Environmental activists say Laos’s “unilateral” move to plow ahead with the construction of two controversial dams highlights the urgency to give the 1995 Mekong Agreement more teeth.
“Because the [treaty] and its procedures are riddled with ambiguities, the MekongRiver faces a dangerous trajectory, in which unilateral interests are hijacking regional cooperation and well-being,” said Pianporn of International Rivers.
Meanwhile, experts have lamented that China's dam-building spree in both Southeast Asia - in Laos, Cambodia, and Myanmar - and at home is threatening to have a serious impact on the lower Mekong.
International Rivers, a US-based nonprofit group that works to protect rivers, has been collecting information on China's global role in dam building since 2008.

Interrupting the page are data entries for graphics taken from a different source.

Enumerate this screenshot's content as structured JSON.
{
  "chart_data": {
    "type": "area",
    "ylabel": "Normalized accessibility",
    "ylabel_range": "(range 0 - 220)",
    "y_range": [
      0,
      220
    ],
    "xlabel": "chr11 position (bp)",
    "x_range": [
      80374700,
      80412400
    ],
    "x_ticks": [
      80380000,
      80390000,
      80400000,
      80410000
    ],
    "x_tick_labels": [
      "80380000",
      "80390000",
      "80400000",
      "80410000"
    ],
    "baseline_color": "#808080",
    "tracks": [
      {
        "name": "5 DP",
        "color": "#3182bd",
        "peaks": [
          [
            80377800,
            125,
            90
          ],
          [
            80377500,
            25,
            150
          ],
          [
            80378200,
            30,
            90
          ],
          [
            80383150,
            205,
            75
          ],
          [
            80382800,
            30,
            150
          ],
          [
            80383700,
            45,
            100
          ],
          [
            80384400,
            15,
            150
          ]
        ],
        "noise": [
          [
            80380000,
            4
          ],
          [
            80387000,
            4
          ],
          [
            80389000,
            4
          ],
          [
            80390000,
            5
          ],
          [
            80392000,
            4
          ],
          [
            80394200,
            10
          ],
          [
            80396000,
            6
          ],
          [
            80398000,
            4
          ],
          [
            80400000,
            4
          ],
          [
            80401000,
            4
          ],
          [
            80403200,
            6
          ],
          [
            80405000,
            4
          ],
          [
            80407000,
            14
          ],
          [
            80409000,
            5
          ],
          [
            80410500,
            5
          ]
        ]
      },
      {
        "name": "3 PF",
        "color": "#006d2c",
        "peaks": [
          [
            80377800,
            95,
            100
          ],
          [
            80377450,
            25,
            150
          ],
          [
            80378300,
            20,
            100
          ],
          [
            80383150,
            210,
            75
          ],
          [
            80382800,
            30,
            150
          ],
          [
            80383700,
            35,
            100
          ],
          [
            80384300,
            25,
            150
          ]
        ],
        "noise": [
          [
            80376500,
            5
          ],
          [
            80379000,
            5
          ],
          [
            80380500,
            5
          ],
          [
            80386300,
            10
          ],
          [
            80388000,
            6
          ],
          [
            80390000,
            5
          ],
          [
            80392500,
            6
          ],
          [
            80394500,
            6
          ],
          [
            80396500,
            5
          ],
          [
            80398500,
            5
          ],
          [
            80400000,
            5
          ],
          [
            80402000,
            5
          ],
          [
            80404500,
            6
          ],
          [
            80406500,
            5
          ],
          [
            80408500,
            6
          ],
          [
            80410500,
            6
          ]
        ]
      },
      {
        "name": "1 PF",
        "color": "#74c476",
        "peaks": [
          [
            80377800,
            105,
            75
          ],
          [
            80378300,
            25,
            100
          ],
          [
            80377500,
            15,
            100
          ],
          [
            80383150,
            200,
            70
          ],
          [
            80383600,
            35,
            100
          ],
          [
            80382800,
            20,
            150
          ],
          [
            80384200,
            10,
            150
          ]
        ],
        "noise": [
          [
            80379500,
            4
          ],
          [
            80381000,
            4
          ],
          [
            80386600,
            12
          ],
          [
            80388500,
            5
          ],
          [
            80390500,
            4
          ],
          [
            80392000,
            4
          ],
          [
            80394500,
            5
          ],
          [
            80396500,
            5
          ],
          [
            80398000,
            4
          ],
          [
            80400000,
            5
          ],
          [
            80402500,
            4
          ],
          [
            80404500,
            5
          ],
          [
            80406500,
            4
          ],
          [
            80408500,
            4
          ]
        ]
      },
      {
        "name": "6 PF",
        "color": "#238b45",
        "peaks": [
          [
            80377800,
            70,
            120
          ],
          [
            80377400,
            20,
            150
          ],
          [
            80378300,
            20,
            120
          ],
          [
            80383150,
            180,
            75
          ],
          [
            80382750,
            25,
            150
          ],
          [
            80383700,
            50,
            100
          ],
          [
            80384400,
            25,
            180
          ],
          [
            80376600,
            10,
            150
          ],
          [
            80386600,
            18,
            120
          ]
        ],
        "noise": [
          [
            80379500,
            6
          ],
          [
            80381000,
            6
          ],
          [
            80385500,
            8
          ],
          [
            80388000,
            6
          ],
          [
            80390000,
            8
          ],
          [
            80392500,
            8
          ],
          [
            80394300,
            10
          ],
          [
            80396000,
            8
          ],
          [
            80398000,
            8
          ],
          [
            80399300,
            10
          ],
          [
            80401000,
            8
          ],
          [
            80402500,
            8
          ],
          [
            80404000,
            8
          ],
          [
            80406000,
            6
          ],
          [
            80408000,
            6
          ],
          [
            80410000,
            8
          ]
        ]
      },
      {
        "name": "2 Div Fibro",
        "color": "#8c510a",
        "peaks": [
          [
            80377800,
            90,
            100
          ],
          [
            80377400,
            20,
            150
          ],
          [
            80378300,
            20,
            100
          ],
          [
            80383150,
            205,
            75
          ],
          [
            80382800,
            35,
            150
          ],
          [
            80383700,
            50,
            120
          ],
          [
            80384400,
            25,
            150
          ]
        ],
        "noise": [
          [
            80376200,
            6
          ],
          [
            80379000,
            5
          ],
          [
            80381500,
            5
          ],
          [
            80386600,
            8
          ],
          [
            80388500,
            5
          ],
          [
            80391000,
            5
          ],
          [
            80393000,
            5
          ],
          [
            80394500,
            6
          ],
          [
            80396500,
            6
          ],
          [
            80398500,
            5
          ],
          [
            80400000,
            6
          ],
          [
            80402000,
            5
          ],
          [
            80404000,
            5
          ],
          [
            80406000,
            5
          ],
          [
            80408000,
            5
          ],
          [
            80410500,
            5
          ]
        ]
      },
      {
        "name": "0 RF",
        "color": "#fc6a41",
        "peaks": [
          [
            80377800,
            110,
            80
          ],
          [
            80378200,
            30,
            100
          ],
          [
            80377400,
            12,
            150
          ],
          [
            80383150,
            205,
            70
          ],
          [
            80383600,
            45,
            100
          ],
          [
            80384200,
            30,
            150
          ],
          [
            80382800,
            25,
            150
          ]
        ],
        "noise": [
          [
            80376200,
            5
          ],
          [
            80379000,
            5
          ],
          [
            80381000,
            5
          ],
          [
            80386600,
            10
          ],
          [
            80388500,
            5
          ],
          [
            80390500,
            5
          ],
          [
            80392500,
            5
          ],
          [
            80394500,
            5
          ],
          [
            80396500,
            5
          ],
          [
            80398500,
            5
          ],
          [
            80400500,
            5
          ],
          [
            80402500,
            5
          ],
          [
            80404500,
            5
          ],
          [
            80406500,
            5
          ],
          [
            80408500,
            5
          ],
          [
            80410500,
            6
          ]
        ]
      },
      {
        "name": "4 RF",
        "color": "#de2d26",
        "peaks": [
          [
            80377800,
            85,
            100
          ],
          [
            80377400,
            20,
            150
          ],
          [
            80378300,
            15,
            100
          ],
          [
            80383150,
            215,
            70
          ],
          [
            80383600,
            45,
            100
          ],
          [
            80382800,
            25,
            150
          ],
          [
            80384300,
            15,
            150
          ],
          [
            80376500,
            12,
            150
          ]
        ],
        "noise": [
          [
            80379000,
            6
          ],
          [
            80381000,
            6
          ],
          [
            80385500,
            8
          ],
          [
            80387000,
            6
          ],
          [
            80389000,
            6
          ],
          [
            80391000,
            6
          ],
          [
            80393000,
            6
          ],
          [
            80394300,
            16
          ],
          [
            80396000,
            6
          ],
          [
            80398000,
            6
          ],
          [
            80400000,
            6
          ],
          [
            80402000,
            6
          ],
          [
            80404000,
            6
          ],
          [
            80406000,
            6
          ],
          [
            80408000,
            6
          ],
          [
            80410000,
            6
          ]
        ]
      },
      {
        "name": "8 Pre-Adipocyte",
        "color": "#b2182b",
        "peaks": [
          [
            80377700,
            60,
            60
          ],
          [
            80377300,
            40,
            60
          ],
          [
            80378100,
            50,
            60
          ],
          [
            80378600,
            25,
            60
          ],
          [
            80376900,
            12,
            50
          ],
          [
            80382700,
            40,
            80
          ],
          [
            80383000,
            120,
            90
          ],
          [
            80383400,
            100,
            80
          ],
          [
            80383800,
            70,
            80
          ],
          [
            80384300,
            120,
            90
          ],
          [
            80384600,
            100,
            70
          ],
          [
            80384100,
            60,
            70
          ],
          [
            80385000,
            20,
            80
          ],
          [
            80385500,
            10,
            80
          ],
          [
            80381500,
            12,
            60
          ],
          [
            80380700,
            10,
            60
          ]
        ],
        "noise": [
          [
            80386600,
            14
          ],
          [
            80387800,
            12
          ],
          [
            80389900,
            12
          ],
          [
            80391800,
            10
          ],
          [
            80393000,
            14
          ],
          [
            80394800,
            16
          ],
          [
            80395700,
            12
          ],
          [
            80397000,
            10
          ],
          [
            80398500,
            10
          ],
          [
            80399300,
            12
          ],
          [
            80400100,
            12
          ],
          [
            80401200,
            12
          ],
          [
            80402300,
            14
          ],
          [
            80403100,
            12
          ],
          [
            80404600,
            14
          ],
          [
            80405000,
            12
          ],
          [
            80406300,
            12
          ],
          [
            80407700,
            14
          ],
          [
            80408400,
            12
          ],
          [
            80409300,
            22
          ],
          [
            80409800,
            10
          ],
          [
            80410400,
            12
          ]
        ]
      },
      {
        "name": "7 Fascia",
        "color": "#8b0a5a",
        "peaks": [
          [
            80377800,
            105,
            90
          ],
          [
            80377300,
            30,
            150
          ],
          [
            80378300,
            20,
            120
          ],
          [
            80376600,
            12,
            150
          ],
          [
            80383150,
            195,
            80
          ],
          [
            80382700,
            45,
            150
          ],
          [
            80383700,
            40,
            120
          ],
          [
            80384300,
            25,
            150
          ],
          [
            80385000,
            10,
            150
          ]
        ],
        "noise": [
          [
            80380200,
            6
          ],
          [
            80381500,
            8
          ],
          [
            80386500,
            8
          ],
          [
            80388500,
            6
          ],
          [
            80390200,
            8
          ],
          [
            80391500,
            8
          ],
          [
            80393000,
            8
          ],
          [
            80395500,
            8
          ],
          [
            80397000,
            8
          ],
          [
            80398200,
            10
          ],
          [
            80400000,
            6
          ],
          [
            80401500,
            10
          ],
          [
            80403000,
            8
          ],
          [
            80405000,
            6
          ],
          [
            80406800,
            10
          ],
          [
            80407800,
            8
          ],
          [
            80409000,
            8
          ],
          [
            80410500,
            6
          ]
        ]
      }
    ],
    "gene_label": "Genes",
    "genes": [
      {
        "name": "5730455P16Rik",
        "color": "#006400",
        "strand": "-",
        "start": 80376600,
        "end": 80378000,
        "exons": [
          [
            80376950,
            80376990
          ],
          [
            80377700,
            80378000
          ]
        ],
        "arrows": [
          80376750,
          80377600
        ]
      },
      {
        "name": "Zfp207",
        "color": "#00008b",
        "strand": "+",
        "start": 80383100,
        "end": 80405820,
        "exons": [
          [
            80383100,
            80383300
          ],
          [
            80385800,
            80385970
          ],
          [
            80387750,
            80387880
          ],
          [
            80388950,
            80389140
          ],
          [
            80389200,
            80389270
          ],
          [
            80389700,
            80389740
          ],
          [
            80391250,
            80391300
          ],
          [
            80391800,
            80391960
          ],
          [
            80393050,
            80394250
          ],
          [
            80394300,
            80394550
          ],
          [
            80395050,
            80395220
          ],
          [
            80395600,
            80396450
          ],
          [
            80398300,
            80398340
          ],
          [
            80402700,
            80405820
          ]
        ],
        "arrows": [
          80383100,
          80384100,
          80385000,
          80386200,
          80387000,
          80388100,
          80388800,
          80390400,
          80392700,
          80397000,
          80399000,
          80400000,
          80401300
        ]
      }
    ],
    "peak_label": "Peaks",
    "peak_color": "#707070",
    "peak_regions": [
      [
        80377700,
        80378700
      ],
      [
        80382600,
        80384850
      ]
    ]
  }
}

In Southeast Asia alone, it said, the number of Chinese dams that are under construction or are proposed include 10 in Cambodia, 26 in Laos, and 55 in Myanmar. Of them, four are to be built on the mainstream Mekong - three in Laos and one in Cambodia.
In the meantime, China's upstream dams continue to cause worry due to the lack of information about their water flows, development plans, cumulative environmental impacts, and trans-boundary impacts. China has constructed or planned to build a total of 13 dams on the cascade.
Given the scale and size of these dams, experts say there are certainly other environmental impacts like withholding sediment and changed flow volumes and quantity on the lower Mekong
They also say there are well-grounded fears that China could capitalize on the lack of political agreement there to gain a lot when taking into account dam development activities in the lower Mekong.
“China itself doesn't need the power but stands to gain in two ways: First, work for Chinese dam-building and engineering companies,” said Richard Cronin, director of the Southeast Asia program at Stimson Center, a US-based research institute.
“Second, China gains a lot of political influence,” Cronin said. “China has already largely displaced Vietnam's former influence.”